Abstract

Purpose: We had previously reported the efficacy and complications of handcrafted polyurethane-covered Wallstent (Gastrointest Endosc 2002; 55: 366-70) and a randomized control study of “covered” vs. “uncovered” Diamond stent (Gut, in press) for management of distal malignant biliary obstruction. We evaluated Covered Wallstent (Microvasive Endscopy, Boston Scientific Corp., Natick, Mass.) that was commercially available and had silicone membrane resistant to hydrolysis. Methods: Sixty-nine patients with unresectable distal biliary malignancies underwent placement of Covered Wallstent between October 2001 and October 2003. Type of primary tumor was as follows; pancreatic cancer 41, cholangiocarcinoma 18, gallbladder cancer 1, ampullary cancer 1, metastatic cancer 8. Covered Wallstents were inserted endoscopically in 61 cases, or percutaneous-transhepatically in 8 cases. Results: The mean stent patency period and the mean survival period were 140 days and 202 days, respectively. Stent occlusion was observed in 7 cases (10.1 %) with the mean patency of 144 days, 3 cases were caused by biliary sludge, 3 by food impaction, 1 by tumor overgrowth. Tumor ingrowth was not observed. There were 23 cases with other complications including 11 stent migration, 5 cholangitis, 4 pancreatitis, and 4 cholecystitis. The biliary obstruction was at the lower portion of common bile duct in all cases with stent migration. Tumor invasion to the main pancreatic duct was absent or minimal in all 4 cases with acute pancreatitis. Three cases received immediate stent removal and 1 case received conservative therapy and recovered within 3 days. Three cases with cholecystitis had tumor invasion to the cystic duct and received percuatneous cholecystostomy. Remaining one case had no tumor invasion to the cystic duct but gallbladder stones and improved by percutaneous aspiration.

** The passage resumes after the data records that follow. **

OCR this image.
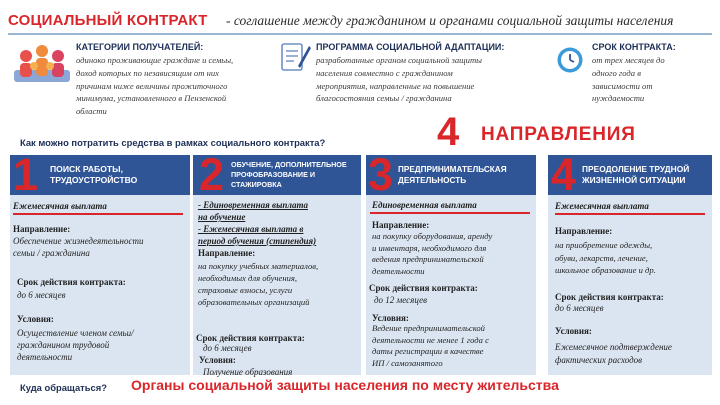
СОЦИАЛЬНЫЙ КОНТРАКТ - соглашение между гражданином и органами социальной защиты населения
КАТЕГОРИИ ПОЛУЧАТЕЛЕЙ:
одиноко проживающие граждане и семьы,
доход которых по независящим от них
причинам ниже величины прожиточного
минимума, установленного в Пензенской
области
ПРОГРАММА СОЦИАЛЬНОЙ АДАПТАЦИИ:
разработанные органом социальной защиты
населения совместно с гражданином
мероприятия, направленные на повышение
благосостояния семьы / гражданина
СРОК КОНТРАКТА:
от трех месяцев до
одного года в
зависимости от
нуждаемости
Как можно потратить средства в рамках социального контракта?	4 НАПРАВЛЕНИЯ
1 ПОИСК РАБОТЫ,
ТРУДОУСТРОЙСТВО
Ежемесячная выплата
Направление:
Обеспечение жизнедеятельности
семьи / гражданина
Срок действия контракта:
до 6 месяцев
Условия:
Осуществление членом семьи/
гражданином трудовой
деятельности
2 ОБУЧЕНИЕ, ДОПОЛНИТЕЛЬНОЕ
ПРОФОБРАЗОВАНИЕ И
СТАЖИРОВКА
- Единовременная выплата
на обучение
- Ежемесячная выплата в
период обучения (стипендия)
Направление:
на покупку учебных материалов,
необходимых для обучения,
страховые взносы, услуги
образовательных организаций
Срок действия контракта:
до 6 месяцев
Условия:
Получение образования
3 ПРЕДПРИНИМАТЕЛЬСКАЯ
ДЕЯТЕЛЬНОСТЬ
Единовременная выплата
Направление:
на покупку оборудования, аренду
и инвентаря, необходимого для
ведения предпринимательской
деятельности
Срок действия контракта:
до 12 месяцев
Условия:
Ведение предпринимательской
деятельности не менее 1 года с
даты регистрации в качестве
ИП / самозанятого
4 ПРЕОДОЛЕНИЕ ТРУДНОЙ
ЖИЗНЕННОЙ СИТУАЦИИ
Ежемесячная выплата
Направление:
на приобретение одежды,
обуви, лекарств, лечение,
школьное образование и др.
Срок действия контракта:
до 6 месяцев
Условия:
Ежемесячное подтверждение
фактических расходов
Куда обращаться? Органы социальной защиты населения по месту жительства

Three cases of cholangitis were due to kinking of the common bile duct at the proximal edge of the stent. In the remaining 2 cases with cholangitis, reflux of duodenal juice into the bile duct caused cholangitis because of peritonitis carcinomatosa or duodenal invasion by tumor. Conclusions: Covered Wallstent was effective for distal malignant biliary obstruction. Complications that needed the re-interventional procedure increased and are due to the characteristics of Covered Wallstent. The assessment of the risk factor of complications is important, and the modification of Covered Wallstent itself is necessary.